Arrivée à Marseille dans les années 1950, la Martiniquaise Françoise Ega a lutté contre toutes les injustices
Petite-fille d’esclave qui ne porte que son prénom, Françoise Marcelle Modock est née dans une famille modeste de la Martinique en 1920. Pendant la Seconde Guerre mondiale, elle arrive en France avec un diplôme dactylographié, et y rencontre Frantz Ega, qu’elle mariée en 1946. Lire aussi : Moselle orientale. Bâtir une entreprise : ça se recycle, ça investit…. Infirmier militaire, l’homme a travaillé dans divers pays d’Afrique avant que le couple ne pose ses valises à Marseille, dans le quartier des Olives (13ème) en 1950. Cinq enfants naissent de cette union entre 1952 et 1958 et très vite, Françoise se trouve confrontée à des récits de témoignages édifiants de ses amies domestiques de la bourgeoisie marseillaise.
Elle-même a décidé de devenir femme de ménage pour mieux comprendre et combattre les enjeux de cette société post-coloniale où foisonnent racisme, sexisme et humiliation de classe. Une expérience menée de 1962 à 1964, qu’il décrira dans Lettres à une noire, ouvrage posthume, sorti en 1978, douze ans après son premier livre, Le temps des Madras, récit de son enfance et de sa jeunesse en Martinique.
Militante et poète
Depuis l’arrivée de la famille dans le bâtiment E de la commune de Busserine, arrondissement de Saint-Barthélemy (14) en 1969, Françoise, que tout le monde appelle Mam’Ega – abréviation de « Maman Ega » -, s’implique dans le vivre ensemble. Il dirige la chapelle Sainte-Claire, gère l’équipe de football indo-guyanaise du quartier et co-fonde les associations culturelles et sportives antillaises-guyanaises de Marseille, l’Amitag et l’Acsag.
A la Maison des jeunes, elle a apporté un soutien scolaire aux enfants en difficulté, et assisté des familles moins fortunées dans leurs démarches administratives, estimant que « l’éducation est la première porte de la liberté ». Passionnée de littérature, membre du club des poètes, elle correspond avec des écrivains célèbres comme Aimé Césaire.

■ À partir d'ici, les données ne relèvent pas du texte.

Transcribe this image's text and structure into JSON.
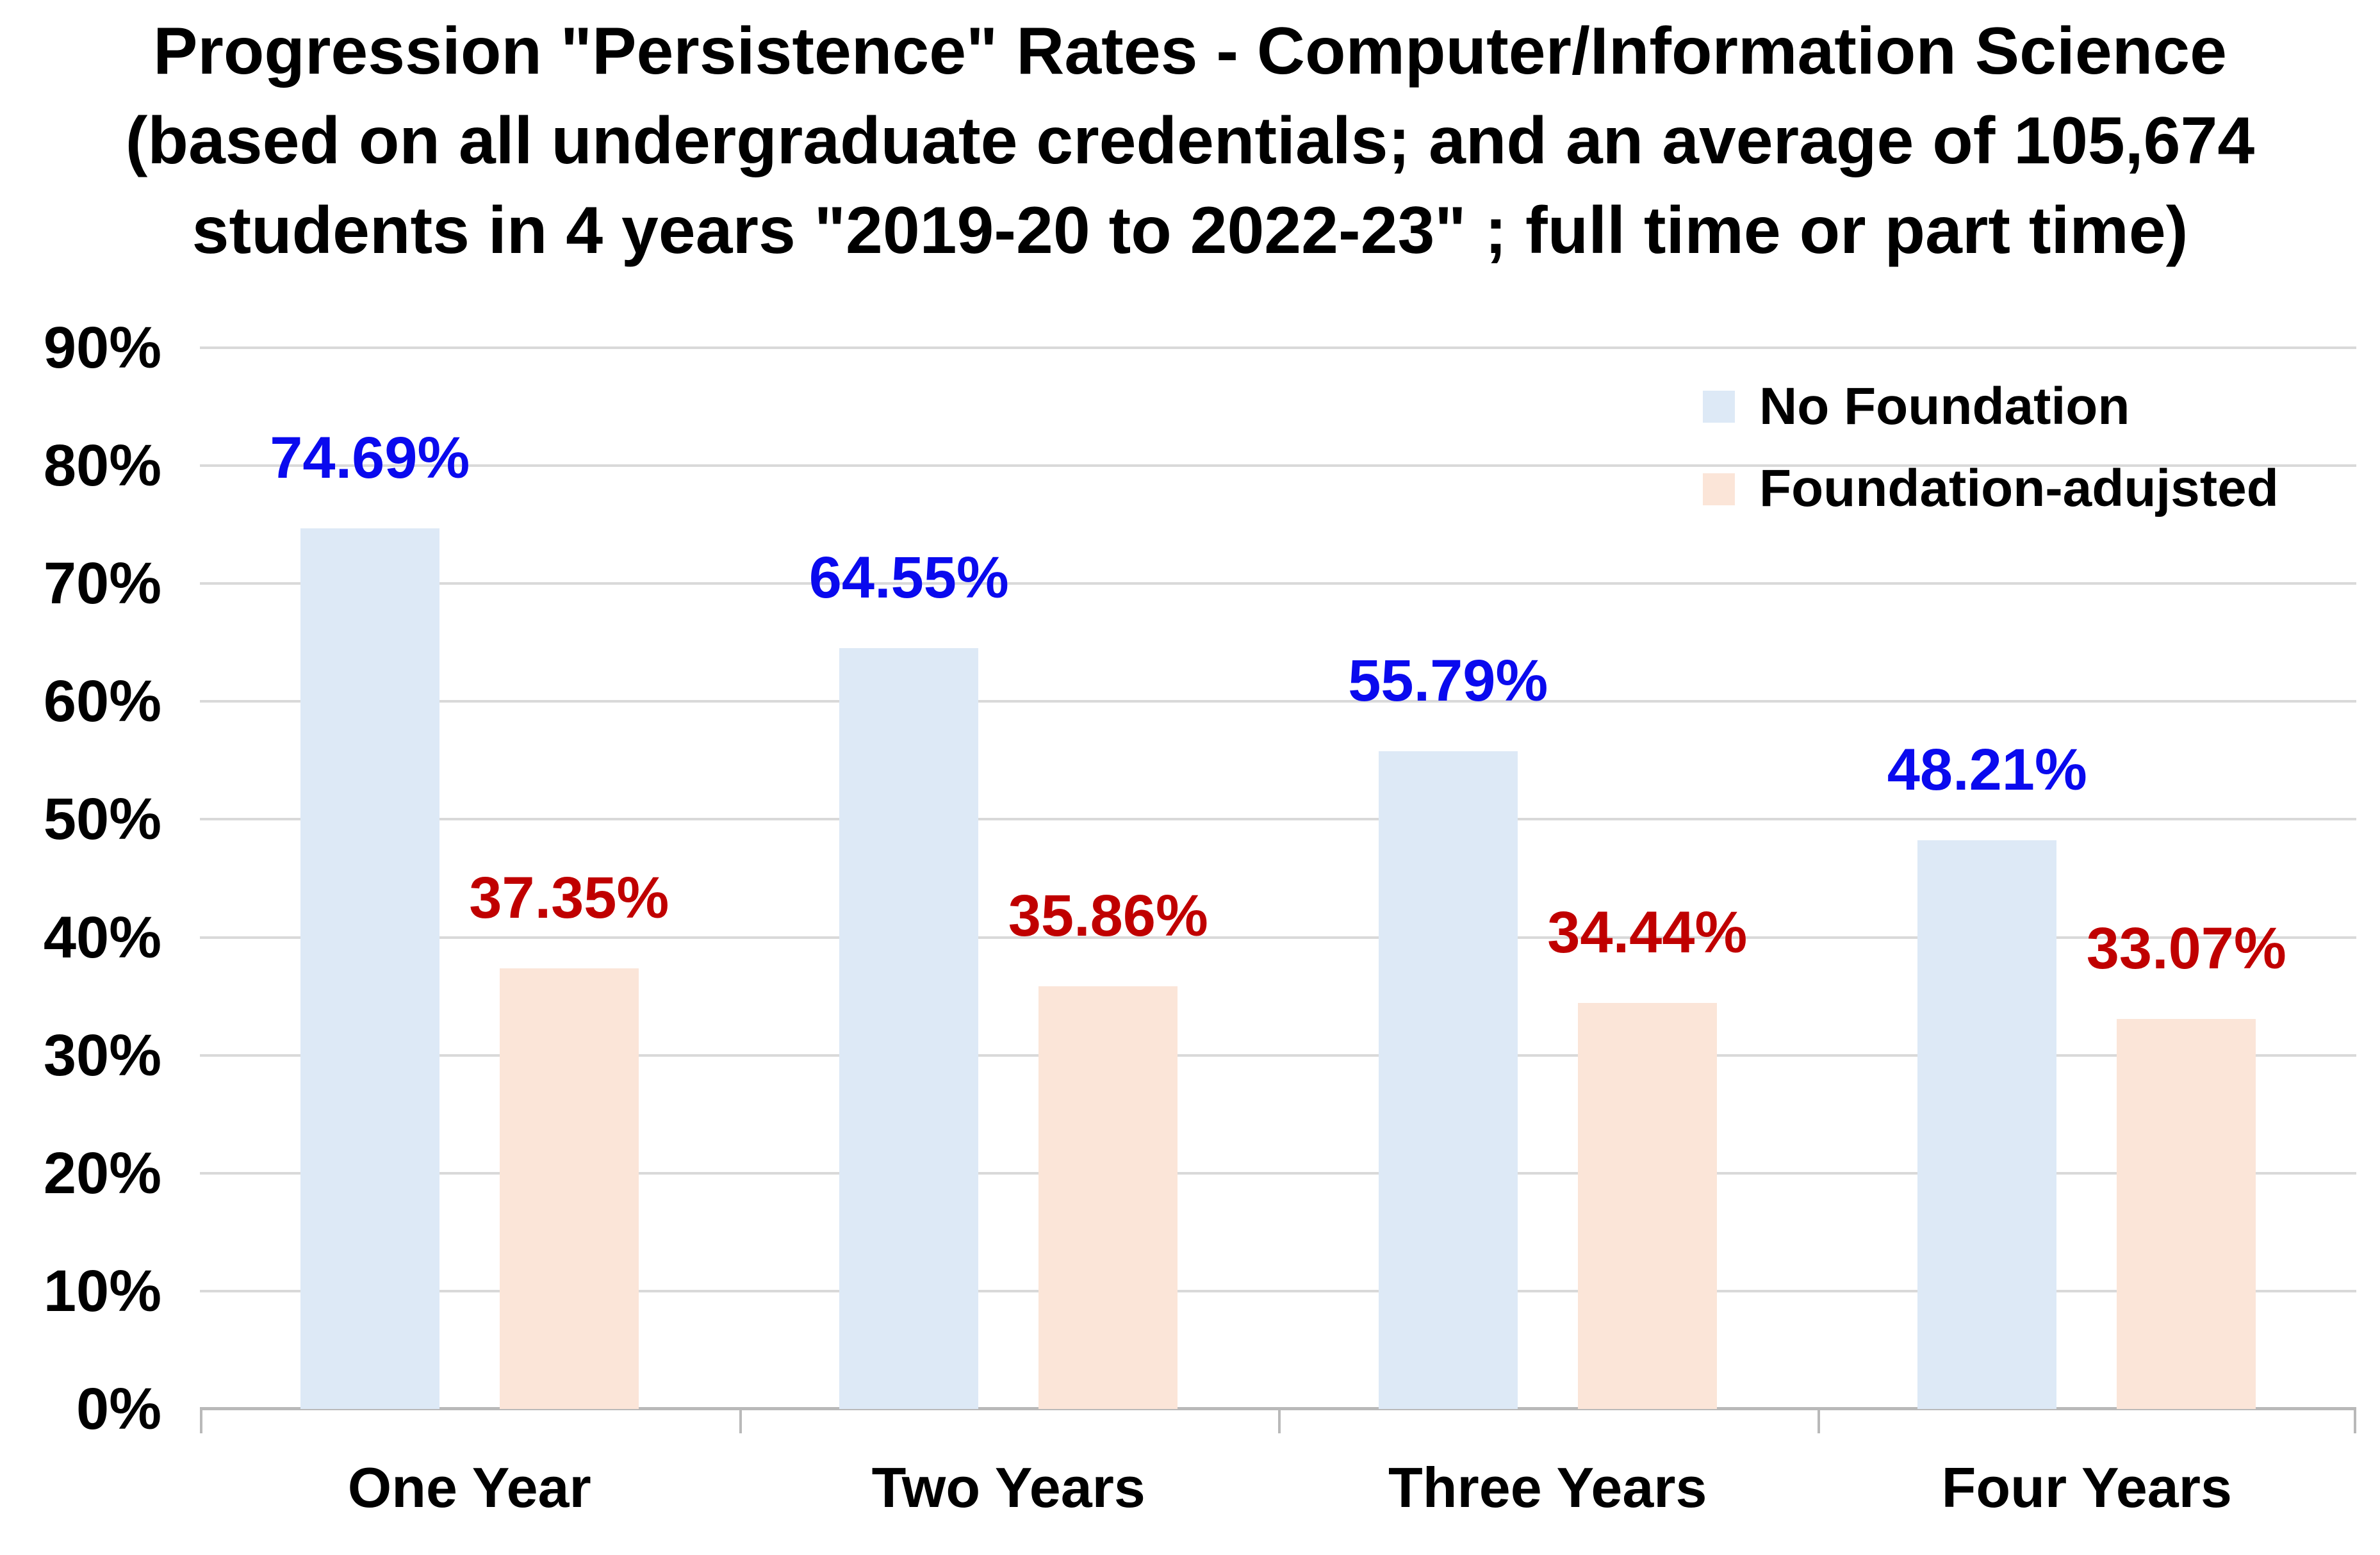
{
  "chart_data": {
    "type": "bar",
    "title": "Progression \"Persistence\" Rates - Computer/Information Science (based on all undergraduate credentials; and an average of 105,674 students in 4 years \"2019-20 to 2022-23\" ; full time or part time)",
    "title_lines": [
      "Progression \"Persistence\" Rates - Computer/Information Science",
      "(based on all undergraduate credentials; and an average of 105,674",
      "students in 4 years \"2019-20 to 2022-23\" ; full time or part time)"
    ],
    "categories": [
      "One Year",
      "Two Years",
      "Three Years",
      "Four Years"
    ],
    "series": [
      {
        "name": "No Foundation",
        "values": [
          74.69,
          64.55,
          55.79,
          48.21
        ],
        "labels": [
          "74.69%",
          "64.55%",
          "55.79%",
          "48.21%"
        ],
        "bar_color": "#dde9f6",
        "label_color": "#0a0aee"
      },
      {
        "name": "Foundation-adujsted",
        "values": [
          37.35,
          35.86,
          34.44,
          33.07
        ],
        "labels": [
          "37.35%",
          "35.86%",
          "34.44%",
          "33.07%"
        ],
        "bar_color": "#fbe5d8",
        "label_color": "#c00000"
      }
    ],
    "ylim": [
      0,
      90
    ],
    "ytick_step": 10,
    "ytick_labels": [
      "0%",
      "10%",
      "20%",
      "30%",
      "40%",
      "50%",
      "60%",
      "70%",
      "80%",
      "90%"
    ],
    "grid": true,
    "legend_position": "top-right",
    "gridline_color": "#d9d9d9",
    "axis_color": "#b9b9b9",
    "background_color": "#ffffff",
    "title_color": "#000000"
  }
}
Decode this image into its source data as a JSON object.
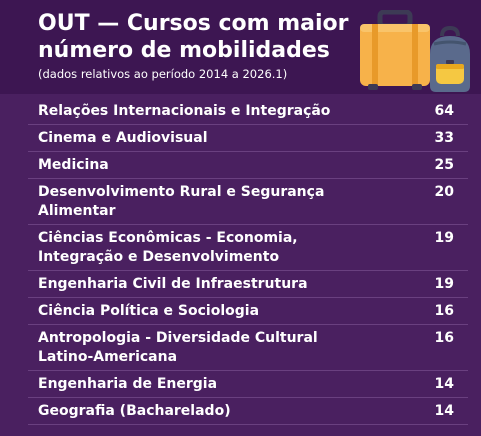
{
  "header": {
    "title": "OUT — Cursos com maior número de mobilidades",
    "subtitle": "(dados relativos ao período 2014 a 2026.1)"
  },
  "illustration": {
    "icons": [
      "suitcase-icon",
      "backpack-icon"
    ]
  },
  "rows": [
    {
      "name": "Relações Internacionais e Integração",
      "value": "64"
    },
    {
      "name": "Cinema e Audiovisual",
      "value": "33"
    },
    {
      "name": "Medicina",
      "value": "25"
    },
    {
      "name": "Desenvolvimento Rural e Segurança Alimentar",
      "value": "20"
    },
    {
      "name": "Ciências Econômicas - Economia, Integração e Desenvolvimento",
      "value": "19"
    },
    {
      "name": "Engenharia Civil de Infraestrutura",
      "value": "19"
    },
    {
      "name": "Ciência Política e Sociologia",
      "value": "16"
    },
    {
      "name": "Antropologia - Diversidade Cultural Latino-Americana",
      "value": "16"
    },
    {
      "name": "Engenharia de Energia",
      "value": "14"
    },
    {
      "name": "Geografia (Bacharelado)",
      "value": "14"
    }
  ]
}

Engagé à gauche, il a lutté contre l’intolérance et l’injustice, gardant toujours ses portes ouvertes à ceux qui le lui demandaient. Il travaille alors à la création d’un centre culturel populaire qui deviendra l’Espace culturel Busserine, ou encore à l’exploitation des bus desservant le quartier.
Une lutte contre l’illettrisme et toute forme d’exclusion
Mais sa santé reste fragile et lorsqu’il meurt subitement, dans la chapelle Sainte-Claire le dimanche matin 7 mars 1976, toute la communauté, tout le quartier est choqué. L’aura était telle qu’en quelques jours, les habitants, pourtant humbles, ont réussi à se mobiliser pour payer le retour du corps de Mam’Ega à son Martiniquais natal, décédé prématurément à l’âge de 56 ans. Une disparition qui n’arrêtera pas l’élan donné par la Marseillaise, poétesse et militante, à cette personnalité hors du commun.
En 1988, le Comité Mam’Ega est créé dans le but de poursuivre le travail engagé par Françoise Ega contre l’illettrisme et toutes les formes d’exclusion, sous le regard généreux de Jean-Pierre Ega, l’un des fils de Mam’Ega qui vit toujours à Marseille. . Quant à son veuf Frantz Ega, il rentre en Martinique fin 1980. Médaillé de la Légion d’honneur en 2009, en tant que vétéran des Antilles dans l’Armée française libre, il décède le 21 février, à l’âge de 102 ans.
Si une plaque honore depuis longtemps la mémoire de Françoise Ega à La Busserine, ce n’est que depuis avril 2019 que la rue qui porte son nom est dans le quartier. Une autre, nommée Marcelle-Ega, lui rend hommage à Fort-de-France, en Martinique, tandis que la bibliothèque du centre culturel de Morne-Rouge, sa ville natale, porte le nom de Françoise-Ega.